Son çıkardığınız albüm “Hayvan Gibi”den bu zamana 3 yıl geçti. BaBa ZuLa cephesinden bizi yeni sürprizler bekliyor mu? Yakın zamanda neler gelecek?
ME: Bekliyor aslında, artık ellerimiz kaşınmaya başladı. Parçalar yaptık, “yayınlayalım mı yayınlamayalım mı?” ya da “video klipli mi paylaşalım?” gibi düşüncelerimiz var. Hatta birkaç albüm konsepti de çıkardık. Hangi yoldan gideceğimizi belirlemeye çalışıyoruz ama Avrupa turnesinden dönmüş olmak bizim için bir başlangıç noktası oldu. Bundan sonra arada birkaç gün olan daha kısa mesafeli performanslarımız olacak.
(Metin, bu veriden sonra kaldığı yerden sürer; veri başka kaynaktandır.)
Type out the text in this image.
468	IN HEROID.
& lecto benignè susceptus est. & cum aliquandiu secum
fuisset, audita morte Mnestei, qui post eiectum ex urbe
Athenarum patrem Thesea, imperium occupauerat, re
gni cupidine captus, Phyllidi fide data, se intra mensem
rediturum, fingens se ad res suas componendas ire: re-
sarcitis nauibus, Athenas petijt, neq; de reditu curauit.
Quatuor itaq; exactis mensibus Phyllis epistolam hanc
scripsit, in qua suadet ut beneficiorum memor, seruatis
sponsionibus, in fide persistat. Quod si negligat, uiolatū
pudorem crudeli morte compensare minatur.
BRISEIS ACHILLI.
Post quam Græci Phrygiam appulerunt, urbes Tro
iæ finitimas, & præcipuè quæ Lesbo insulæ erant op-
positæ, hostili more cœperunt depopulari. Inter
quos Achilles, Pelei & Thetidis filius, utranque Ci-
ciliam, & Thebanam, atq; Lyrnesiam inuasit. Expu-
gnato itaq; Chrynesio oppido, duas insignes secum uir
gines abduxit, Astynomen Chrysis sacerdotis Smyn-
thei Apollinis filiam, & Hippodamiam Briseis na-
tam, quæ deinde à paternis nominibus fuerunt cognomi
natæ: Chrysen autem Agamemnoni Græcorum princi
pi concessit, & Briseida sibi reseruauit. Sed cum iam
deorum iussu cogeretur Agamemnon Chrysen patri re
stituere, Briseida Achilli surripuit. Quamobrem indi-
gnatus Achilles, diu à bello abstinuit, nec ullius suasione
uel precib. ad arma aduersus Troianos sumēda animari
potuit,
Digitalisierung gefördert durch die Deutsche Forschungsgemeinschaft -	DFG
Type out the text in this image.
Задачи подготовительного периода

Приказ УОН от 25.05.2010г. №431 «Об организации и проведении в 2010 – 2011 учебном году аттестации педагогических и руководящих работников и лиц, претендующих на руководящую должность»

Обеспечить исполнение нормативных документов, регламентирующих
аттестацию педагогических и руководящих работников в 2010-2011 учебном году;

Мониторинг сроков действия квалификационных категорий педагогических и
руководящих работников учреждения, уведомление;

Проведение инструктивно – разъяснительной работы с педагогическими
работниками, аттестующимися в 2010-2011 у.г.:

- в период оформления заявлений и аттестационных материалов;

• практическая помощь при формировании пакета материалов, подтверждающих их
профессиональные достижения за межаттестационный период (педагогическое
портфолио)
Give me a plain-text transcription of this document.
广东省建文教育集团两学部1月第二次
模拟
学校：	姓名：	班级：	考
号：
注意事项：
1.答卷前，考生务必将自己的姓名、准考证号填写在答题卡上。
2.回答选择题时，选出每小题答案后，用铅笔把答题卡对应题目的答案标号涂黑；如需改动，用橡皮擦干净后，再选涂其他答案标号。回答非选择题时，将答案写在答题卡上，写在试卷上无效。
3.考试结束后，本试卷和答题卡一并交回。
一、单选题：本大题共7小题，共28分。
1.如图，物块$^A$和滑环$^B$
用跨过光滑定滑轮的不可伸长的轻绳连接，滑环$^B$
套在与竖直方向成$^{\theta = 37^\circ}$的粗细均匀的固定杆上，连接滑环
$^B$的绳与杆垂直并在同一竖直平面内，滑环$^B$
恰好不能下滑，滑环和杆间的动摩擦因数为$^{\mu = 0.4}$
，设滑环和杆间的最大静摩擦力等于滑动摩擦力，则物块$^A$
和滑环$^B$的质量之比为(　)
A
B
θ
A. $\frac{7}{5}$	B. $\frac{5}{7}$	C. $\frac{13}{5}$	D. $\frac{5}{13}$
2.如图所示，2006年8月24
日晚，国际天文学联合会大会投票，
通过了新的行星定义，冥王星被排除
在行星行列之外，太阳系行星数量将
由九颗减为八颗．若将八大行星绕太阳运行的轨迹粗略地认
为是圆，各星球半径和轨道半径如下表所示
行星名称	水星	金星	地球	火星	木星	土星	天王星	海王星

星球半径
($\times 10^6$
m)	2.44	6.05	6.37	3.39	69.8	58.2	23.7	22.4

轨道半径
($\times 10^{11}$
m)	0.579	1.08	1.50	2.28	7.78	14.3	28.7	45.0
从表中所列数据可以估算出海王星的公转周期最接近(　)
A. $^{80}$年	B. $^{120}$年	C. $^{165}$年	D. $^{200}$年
Bu döngüden yararlanarak araya kayıt zamanları koymayı düşünüyoruz.
Dergy okurlarına ve dinleyicilerinize söylemek istediklerinizi de duymak isteriz.
EE: Mücadeleye devam, her şey çok güzel olacak.
ME: Dergi çalışmaları oldum olası benim çok hoşuma giden bir şey. Müzikte de ben grup müziğini çok severim, o grubun gelişimini ve bir arada durabilmesini izlemek bence harika bir şey. Dergi de böyle bir şey işte. Bir fikir örgüsünü takip eden insanların ortaya bir şeyler çıkarabilmesi çok değerli. Dijital de olsa hâlâ bu kültürü yaşatabilmek harika bu yüzden. Zaten adınız da dergy ve yaptıklarınızın devam etmesi benim açımdan önemli. Dijital zamanda okuyup ilham alabileceğimiz ve üzerinde düşünebileceğimiz bir çizginin olması çok güzel.